Any arguments provided when configuring the service checker in SeedDB will be
placed in a Python dictionary in the plugin’s args
instance variable.
Let’s make the document path configurable in our plugin:
1import requests
2from nav.statemon.event import Event
3from nav.statemon.abstractchecker import AbstractChecker
4
5
6class PanicChecker(AbstractChecker):
7 IPV6_SUPPORT = True
8 DESCRIPTION = "Checks for panic"
9 OPTARGS = (
10 ('path', 'Document path to fetch'),
11 )
12
13 def execute(self):
14 ip, port = self.get_address()
15 path = self.args.get('path', '/')
16 url = 'http://%s%s' % (ip, path)
17 req = requests.get(url)
18 if req.status_code == 200:
19 if "don't panic!" in req.text.lower():
20 return Event.UP, "No panic is needed"
21 else:
22 return Event.DOWN, "Panicking!"
23 else:
24 return Event.DOWN, "%s status code = %s" % (url, req.status_code)
Now, restart servicemon and add a path argument of /foo.html
to the
service instance, using SeedDB:
Assuming there is no /foo.html
document on your web server, this should be
seen in the logs:
[2015-09-02 11:13:49] abstractchecker.py:run:107 [Info] server.example.org:panic -> http://10.0.1.42/foo.html status code = 404
[2015-09-02 11:13:49] abstractchecker.py:run:124 [Notice] server.example.org:panic -> State changed.
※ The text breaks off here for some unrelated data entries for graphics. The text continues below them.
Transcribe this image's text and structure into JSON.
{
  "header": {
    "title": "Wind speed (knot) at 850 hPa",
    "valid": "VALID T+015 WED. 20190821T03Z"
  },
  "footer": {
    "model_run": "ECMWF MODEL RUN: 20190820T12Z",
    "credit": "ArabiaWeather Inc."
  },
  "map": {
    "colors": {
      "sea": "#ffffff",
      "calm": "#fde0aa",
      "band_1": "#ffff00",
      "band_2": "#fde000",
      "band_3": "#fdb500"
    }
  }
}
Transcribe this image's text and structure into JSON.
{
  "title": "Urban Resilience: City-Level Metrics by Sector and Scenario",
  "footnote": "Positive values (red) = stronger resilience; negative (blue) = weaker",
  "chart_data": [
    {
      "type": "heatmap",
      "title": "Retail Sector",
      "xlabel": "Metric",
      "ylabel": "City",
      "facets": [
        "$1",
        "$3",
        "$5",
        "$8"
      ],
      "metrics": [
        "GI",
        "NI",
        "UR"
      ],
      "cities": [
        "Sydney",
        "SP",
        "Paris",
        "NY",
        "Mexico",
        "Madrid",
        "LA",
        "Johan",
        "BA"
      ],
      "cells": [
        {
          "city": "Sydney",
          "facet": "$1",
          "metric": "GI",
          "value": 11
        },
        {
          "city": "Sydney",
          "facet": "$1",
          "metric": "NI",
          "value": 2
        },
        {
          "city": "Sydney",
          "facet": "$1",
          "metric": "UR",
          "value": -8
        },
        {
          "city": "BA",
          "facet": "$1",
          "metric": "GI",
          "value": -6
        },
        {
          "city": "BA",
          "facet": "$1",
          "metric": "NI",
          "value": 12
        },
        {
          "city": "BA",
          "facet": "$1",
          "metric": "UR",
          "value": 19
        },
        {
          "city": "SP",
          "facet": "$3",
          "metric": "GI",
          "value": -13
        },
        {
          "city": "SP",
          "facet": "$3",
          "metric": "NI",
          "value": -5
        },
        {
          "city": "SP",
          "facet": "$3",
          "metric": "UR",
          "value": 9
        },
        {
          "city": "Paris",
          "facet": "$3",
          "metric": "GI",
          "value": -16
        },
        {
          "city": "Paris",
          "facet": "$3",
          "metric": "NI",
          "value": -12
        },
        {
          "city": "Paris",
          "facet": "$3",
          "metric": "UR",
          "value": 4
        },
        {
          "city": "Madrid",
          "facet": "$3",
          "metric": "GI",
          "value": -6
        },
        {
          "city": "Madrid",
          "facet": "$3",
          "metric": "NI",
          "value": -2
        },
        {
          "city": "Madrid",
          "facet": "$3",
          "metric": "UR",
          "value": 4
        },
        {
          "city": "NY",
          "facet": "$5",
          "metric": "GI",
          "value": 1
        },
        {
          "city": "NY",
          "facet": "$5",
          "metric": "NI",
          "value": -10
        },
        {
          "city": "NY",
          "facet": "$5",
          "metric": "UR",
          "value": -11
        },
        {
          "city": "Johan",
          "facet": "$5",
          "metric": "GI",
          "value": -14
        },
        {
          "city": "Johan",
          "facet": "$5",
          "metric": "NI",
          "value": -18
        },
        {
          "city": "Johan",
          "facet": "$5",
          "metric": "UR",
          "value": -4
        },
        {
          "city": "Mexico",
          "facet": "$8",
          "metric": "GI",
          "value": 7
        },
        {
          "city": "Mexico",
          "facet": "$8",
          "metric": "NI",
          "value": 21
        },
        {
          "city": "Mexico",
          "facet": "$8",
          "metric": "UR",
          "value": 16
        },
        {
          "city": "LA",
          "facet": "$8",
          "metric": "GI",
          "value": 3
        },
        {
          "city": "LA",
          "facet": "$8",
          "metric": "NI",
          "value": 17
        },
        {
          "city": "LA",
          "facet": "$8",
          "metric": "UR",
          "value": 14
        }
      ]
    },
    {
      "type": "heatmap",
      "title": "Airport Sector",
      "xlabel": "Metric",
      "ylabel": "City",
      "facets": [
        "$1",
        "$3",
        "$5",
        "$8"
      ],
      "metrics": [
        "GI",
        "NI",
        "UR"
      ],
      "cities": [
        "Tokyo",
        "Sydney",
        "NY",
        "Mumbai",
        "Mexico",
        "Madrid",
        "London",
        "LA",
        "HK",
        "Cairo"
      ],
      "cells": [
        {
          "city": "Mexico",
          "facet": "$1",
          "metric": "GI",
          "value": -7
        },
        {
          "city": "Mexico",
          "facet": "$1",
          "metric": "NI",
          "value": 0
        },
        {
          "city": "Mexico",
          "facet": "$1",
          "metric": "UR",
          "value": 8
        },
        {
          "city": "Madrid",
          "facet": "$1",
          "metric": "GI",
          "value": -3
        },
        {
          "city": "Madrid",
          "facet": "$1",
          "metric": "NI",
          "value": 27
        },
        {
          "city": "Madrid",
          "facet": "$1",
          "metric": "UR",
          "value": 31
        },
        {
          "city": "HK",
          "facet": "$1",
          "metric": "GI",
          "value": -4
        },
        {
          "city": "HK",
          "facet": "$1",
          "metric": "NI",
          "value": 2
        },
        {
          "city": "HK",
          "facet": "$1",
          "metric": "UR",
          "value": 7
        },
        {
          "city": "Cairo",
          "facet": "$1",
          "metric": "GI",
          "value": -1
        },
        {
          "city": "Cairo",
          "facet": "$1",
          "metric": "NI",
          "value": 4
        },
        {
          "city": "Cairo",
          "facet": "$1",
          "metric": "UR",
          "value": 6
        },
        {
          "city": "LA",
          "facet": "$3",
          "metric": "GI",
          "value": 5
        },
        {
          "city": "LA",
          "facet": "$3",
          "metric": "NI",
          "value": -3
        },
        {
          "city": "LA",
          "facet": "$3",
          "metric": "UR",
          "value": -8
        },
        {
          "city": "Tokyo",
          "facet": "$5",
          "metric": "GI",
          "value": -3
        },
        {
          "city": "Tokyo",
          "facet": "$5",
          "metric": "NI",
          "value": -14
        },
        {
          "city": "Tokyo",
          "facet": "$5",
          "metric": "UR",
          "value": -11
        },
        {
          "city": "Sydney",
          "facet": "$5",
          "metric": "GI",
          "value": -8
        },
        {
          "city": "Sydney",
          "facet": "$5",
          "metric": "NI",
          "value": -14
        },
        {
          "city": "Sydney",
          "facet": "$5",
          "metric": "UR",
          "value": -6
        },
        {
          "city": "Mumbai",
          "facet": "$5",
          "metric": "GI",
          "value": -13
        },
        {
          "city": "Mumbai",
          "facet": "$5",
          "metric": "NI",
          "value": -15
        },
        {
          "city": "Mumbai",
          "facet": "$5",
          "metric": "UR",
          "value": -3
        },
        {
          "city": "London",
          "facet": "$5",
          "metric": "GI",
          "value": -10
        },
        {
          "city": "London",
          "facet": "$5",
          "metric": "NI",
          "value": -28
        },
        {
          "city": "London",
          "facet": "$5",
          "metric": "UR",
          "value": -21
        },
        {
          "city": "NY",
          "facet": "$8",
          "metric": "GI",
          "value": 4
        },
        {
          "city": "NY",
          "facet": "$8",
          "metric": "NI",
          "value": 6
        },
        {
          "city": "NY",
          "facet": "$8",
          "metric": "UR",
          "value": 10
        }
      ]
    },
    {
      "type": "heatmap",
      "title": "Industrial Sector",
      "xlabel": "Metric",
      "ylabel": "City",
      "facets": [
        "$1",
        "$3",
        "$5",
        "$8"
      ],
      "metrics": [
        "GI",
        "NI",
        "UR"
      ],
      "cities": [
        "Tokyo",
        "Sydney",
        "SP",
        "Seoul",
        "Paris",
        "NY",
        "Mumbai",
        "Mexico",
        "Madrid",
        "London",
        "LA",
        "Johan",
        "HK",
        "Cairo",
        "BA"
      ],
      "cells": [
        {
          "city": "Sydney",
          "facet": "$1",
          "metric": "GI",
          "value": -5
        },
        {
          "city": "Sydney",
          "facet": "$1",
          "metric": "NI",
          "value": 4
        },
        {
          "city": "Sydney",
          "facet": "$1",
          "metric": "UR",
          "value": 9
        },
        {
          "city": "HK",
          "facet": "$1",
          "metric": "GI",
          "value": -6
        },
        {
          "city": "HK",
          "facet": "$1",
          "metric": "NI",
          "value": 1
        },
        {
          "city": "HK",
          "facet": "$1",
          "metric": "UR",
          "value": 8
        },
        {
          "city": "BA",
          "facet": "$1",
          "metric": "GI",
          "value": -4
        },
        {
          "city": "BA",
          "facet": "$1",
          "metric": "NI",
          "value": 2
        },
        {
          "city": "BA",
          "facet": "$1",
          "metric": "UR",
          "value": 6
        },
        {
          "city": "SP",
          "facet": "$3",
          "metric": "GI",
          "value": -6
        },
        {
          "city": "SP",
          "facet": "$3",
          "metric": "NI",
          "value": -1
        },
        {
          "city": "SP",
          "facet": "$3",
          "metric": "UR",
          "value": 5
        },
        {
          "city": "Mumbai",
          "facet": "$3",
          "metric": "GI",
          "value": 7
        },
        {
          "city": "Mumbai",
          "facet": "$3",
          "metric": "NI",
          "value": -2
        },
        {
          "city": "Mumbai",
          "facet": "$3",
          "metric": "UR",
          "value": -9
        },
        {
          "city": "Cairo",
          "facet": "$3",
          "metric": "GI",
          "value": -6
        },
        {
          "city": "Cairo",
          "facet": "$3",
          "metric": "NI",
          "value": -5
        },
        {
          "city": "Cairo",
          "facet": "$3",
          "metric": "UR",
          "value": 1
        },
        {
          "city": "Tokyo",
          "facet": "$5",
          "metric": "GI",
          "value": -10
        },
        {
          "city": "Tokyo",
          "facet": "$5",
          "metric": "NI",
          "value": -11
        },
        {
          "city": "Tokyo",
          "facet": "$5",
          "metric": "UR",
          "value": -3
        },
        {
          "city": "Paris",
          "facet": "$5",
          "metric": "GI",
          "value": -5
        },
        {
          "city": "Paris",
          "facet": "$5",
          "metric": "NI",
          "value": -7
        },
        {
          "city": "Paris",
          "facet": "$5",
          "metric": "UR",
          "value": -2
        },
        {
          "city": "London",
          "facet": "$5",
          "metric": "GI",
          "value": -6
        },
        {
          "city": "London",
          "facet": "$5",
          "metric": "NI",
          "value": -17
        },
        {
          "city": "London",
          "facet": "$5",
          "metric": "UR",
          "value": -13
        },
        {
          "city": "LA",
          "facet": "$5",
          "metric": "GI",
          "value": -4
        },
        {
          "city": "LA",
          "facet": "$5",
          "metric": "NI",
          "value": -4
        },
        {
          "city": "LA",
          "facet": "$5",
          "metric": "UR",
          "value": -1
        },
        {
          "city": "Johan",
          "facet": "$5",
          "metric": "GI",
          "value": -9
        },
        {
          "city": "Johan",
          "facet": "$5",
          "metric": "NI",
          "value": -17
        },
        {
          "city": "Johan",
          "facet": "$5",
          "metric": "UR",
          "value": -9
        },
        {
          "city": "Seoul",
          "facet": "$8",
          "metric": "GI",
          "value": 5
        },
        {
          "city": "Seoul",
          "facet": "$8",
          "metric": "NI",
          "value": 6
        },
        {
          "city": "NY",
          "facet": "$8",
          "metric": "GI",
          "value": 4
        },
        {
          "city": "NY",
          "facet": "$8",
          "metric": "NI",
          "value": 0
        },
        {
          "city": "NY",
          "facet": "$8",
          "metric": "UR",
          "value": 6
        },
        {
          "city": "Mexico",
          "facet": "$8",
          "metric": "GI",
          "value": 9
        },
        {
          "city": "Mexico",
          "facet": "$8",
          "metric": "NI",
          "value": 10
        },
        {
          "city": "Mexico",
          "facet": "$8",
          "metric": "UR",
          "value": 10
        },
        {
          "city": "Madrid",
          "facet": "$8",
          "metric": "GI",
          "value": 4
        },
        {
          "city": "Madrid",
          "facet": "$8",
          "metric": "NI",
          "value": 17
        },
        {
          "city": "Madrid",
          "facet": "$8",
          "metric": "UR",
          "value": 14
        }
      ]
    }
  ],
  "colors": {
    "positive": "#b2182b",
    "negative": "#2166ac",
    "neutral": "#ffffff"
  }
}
New check in 5 sec. (DOWN, http://10.0.1.42/foo.html status code = 404)
And if you then add a foo.html
, containing the phrase Don’t Panic!, you
should be good to go again.
In conclusion
Now you should know what you need to write new plugins for the service monitor. There is also a wealth of pre-existing checkers whose code you can use for inspiration. Good luck!